Automotive Industry To Gain From Simulation-Based Engineering

The global automotive industry has been growing constantly. Technologies such as connected transport, smart driver experience, improved battery management systems and better fuel efficiency are reforming the automotive industry. Innovation never stops!

Automotive manufacturers are required to work in uncertain conditions with increasing complexity as a result of wide range of products available to the customer, changing technologies, increasing pressure to innovate, environmental concerns and globalization.

Simulation-based engineering

Engineers are constantly under pressure to develop products that are future-proof. Hence, it is vital to bring the right expertise together that can combine multiple engineering disciplines to handle challenging applications that lead to faster production.

Simulation-based engineering helps develop the products in a risk-free environment. This is a faster and more cost-effective way to test the products when the expectations are high and failure can be disastrous. Simulation is the key to shortening time to market as it will accelerate the workflow from design to prototype.

COMSOL Multiphysics enables automotive engineers to accurately investigate design concept to production and fully benefit from the virtual prototyping capabilities that it offers.
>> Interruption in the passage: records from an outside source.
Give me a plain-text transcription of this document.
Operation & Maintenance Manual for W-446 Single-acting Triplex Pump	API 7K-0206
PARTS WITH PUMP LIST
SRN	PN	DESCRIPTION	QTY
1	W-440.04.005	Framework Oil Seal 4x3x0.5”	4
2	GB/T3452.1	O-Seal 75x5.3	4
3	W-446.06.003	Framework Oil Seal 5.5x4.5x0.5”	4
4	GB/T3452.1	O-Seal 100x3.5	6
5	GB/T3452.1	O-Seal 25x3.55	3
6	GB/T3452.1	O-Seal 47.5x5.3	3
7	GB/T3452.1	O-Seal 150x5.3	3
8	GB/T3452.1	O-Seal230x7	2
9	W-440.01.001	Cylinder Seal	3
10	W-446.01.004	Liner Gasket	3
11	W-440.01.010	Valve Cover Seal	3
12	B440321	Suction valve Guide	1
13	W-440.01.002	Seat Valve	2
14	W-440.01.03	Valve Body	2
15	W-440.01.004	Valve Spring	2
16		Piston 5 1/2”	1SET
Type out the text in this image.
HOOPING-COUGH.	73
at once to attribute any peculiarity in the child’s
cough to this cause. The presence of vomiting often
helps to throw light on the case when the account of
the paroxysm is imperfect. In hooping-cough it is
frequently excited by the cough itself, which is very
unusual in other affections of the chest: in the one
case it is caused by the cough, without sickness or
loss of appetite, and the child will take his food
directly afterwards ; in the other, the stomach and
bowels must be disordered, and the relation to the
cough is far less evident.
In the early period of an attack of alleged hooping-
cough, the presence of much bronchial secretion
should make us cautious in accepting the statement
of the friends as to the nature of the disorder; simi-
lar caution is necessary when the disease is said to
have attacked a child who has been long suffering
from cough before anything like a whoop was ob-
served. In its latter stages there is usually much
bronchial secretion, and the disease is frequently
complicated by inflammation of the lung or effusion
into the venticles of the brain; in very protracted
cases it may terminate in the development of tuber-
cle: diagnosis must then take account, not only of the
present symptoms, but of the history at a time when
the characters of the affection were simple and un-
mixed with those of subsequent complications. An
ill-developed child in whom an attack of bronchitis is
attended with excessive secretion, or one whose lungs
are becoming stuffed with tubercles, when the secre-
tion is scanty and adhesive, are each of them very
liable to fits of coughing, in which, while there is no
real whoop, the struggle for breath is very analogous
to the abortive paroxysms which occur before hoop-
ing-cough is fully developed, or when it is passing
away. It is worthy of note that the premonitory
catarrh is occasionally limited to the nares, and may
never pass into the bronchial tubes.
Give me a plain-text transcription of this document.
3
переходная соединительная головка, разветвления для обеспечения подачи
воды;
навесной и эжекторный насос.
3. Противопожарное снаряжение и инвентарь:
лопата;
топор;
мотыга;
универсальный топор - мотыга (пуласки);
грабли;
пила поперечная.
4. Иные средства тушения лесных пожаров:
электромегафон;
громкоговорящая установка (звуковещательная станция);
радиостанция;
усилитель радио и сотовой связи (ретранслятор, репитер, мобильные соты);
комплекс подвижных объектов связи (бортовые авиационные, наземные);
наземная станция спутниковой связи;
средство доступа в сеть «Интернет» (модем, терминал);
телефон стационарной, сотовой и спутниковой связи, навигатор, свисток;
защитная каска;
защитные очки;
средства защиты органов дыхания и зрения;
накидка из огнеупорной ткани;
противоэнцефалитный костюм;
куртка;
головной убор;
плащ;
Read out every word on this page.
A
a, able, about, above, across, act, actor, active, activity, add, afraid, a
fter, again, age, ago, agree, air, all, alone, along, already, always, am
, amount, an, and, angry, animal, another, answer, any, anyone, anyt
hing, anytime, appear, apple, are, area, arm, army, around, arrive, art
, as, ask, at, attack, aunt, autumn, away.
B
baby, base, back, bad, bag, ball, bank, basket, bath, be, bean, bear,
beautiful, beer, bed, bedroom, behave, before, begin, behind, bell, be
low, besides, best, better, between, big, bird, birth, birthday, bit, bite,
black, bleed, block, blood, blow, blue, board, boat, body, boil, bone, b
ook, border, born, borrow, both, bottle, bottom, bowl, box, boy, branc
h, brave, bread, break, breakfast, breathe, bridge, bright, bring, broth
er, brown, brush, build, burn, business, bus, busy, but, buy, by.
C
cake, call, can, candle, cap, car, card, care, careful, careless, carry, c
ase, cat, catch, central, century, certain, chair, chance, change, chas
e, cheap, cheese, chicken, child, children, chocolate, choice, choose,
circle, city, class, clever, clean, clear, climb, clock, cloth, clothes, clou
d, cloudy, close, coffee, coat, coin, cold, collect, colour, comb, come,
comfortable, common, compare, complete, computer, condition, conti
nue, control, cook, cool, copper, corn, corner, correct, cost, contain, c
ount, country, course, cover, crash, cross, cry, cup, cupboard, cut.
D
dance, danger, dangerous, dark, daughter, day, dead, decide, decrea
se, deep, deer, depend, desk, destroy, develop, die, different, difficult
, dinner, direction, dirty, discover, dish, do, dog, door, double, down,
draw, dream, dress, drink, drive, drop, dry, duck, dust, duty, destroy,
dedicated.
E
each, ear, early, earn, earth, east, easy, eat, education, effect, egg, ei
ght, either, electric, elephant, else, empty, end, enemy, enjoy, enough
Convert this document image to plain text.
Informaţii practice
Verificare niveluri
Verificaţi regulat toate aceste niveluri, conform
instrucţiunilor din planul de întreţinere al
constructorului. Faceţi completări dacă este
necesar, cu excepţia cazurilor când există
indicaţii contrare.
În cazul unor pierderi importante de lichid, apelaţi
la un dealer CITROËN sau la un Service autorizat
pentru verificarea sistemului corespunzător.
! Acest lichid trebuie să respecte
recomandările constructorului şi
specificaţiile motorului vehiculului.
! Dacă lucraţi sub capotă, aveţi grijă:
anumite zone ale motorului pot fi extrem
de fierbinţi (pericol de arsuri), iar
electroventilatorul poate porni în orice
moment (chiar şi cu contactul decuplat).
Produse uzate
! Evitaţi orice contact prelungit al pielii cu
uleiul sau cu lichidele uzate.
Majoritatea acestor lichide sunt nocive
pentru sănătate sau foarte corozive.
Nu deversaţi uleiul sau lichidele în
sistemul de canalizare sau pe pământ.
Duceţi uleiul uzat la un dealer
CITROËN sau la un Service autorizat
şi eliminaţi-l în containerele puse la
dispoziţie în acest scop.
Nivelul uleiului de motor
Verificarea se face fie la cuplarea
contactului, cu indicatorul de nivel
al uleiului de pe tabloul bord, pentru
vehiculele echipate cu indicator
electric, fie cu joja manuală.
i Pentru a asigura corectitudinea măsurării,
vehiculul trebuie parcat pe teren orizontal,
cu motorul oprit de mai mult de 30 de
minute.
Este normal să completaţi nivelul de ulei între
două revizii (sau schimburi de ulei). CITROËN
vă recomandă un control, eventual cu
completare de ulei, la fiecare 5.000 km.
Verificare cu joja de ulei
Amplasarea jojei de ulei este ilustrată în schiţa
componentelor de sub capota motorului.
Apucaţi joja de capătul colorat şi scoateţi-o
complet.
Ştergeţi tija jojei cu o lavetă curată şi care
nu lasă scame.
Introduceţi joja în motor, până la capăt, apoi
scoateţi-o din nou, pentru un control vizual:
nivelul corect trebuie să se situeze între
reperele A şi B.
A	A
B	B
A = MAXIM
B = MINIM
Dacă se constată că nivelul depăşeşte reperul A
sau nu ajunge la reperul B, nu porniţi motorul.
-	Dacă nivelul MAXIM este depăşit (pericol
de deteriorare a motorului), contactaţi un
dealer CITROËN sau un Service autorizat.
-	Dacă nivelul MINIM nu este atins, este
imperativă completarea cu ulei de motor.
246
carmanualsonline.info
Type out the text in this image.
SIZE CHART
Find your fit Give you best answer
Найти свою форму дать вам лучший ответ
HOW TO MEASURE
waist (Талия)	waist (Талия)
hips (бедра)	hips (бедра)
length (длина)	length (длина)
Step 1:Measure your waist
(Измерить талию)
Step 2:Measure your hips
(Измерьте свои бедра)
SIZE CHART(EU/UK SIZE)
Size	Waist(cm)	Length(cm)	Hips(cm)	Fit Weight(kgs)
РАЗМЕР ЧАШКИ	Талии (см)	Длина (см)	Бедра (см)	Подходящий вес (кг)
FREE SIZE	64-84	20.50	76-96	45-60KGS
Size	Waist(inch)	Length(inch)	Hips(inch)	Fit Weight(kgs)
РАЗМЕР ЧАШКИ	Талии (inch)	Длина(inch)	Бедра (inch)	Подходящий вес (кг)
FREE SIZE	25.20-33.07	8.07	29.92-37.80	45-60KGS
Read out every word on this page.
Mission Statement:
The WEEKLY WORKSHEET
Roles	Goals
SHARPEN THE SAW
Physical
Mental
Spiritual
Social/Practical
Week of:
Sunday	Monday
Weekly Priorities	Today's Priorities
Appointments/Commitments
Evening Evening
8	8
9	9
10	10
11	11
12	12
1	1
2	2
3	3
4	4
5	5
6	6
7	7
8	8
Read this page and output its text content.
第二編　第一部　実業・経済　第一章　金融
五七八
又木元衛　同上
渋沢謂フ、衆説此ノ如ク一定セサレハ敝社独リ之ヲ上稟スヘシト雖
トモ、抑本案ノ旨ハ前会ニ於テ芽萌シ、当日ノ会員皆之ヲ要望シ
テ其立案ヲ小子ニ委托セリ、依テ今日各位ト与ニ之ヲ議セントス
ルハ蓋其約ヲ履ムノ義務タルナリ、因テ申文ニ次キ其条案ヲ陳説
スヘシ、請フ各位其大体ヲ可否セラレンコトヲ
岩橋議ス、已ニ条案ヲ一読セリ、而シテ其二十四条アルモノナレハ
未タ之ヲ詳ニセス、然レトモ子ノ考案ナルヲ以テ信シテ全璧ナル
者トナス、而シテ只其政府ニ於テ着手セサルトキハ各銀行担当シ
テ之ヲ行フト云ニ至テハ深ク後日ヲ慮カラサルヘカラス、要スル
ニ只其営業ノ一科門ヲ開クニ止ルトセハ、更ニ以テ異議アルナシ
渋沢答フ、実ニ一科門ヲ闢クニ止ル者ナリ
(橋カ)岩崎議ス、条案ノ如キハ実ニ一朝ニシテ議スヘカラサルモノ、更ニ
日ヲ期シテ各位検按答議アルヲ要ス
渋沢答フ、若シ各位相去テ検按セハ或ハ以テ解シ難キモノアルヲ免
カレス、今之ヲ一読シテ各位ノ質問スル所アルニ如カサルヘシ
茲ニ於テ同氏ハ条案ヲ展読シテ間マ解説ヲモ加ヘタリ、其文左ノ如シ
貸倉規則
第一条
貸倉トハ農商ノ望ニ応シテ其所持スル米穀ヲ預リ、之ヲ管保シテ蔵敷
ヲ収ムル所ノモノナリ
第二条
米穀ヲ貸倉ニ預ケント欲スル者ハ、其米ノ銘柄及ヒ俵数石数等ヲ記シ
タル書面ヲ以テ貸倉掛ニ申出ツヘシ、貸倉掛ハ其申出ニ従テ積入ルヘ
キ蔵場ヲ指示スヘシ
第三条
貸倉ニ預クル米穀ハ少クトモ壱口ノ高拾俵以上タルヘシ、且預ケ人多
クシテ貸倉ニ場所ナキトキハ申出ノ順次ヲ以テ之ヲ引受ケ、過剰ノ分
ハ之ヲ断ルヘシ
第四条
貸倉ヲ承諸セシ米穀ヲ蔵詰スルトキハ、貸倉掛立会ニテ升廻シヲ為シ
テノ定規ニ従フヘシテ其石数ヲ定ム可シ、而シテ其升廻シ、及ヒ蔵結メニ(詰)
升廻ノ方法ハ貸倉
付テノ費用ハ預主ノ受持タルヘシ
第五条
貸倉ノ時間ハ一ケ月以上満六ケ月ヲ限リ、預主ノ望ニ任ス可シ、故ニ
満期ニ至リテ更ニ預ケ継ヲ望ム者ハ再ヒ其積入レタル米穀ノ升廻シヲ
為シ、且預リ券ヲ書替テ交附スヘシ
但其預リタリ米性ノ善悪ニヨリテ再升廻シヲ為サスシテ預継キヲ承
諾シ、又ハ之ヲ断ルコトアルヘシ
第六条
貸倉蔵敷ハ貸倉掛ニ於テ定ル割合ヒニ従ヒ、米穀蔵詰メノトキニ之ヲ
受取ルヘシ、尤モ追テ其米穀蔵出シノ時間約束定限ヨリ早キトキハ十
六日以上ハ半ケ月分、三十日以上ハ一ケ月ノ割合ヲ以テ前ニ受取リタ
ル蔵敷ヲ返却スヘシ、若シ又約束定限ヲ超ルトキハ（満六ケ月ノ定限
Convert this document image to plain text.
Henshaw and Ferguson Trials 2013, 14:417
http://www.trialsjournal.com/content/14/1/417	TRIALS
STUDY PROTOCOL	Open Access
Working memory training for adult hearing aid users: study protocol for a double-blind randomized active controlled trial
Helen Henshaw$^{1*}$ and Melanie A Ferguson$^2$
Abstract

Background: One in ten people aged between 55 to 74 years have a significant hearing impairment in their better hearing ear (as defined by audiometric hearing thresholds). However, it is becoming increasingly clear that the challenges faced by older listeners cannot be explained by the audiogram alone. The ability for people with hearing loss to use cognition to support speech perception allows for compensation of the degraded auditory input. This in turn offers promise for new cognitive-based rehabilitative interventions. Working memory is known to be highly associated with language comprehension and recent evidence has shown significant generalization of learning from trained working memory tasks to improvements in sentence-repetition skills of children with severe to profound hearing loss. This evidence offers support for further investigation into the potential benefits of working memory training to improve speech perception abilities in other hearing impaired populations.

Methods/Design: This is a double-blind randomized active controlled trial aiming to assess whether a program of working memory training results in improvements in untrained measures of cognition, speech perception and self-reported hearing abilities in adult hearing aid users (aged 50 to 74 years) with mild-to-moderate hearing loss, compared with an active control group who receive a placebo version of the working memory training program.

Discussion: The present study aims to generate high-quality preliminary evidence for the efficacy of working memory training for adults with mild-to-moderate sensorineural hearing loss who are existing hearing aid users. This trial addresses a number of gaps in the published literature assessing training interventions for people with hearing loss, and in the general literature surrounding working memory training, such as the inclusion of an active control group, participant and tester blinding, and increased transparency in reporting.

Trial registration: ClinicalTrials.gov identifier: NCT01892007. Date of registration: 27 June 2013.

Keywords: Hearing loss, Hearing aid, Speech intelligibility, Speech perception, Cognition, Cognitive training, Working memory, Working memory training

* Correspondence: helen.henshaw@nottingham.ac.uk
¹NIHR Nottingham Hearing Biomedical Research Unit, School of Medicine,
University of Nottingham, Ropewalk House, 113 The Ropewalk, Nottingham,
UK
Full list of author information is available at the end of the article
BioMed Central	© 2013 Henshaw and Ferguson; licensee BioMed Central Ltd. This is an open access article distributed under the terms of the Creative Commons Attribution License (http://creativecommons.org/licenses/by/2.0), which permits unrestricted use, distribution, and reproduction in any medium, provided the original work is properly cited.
With COMSOL Multiphysics engineers can couple electromagnetics with heat transfer, structural mechanics, fluid flow, and other physical phenomena, allowing them to accurately solve real-world problems.

A thermoelectric cooler application is one of 50 app examples available with COMSOL Multiphysics. The user may test different geometries, thermocouple configurations, and material selection in order to determine the ideal cooler option for a specific configuration or an optimized design for best performance.

Researchers working within the automotive industry have used COMSOL Multiphysics to study corrosion in automotive parts found in car paneling, for example. Simulation helps researchers investigate electrochemical reactions on the surface of the rivet, analyze decay in sheet metal, and understand the effects of geometry in the corrosion process.

Multiphysics for everyone

It’s important to support the experts who often have to serve the entire organization while covering a diverse range of simulation needs, by bringing simulation to a larger group of people. The latest version of COMSOL Multiphysics and its Application Builder provides simulation experts with the tools needed to turn their detailed physics and mathematical models into easy-to-use simulation apps for use by everyone in their organization and beyond.

Designers can easily build a simplified interface based on their model in order to let anyone in the product development team test different operating conditions and configurations. Given how competitive the automotive industry is, building simulation apps for an entire team will allow designers to make their expertise easily available and free up resources to develop new concepts.

In order to get the products out in the market faster, experts should be able to deploy their simulations easily that is accessible to a larger group of people. This is already a reality thanks to the addition of the Application Builder to COMSOL Multiphysics for creating simulation apps and the introduction of COMSOL Server to distribute them via a COMSOL Client or browser.

Simulation apps fuel the automotive industry that has been growing rapidly.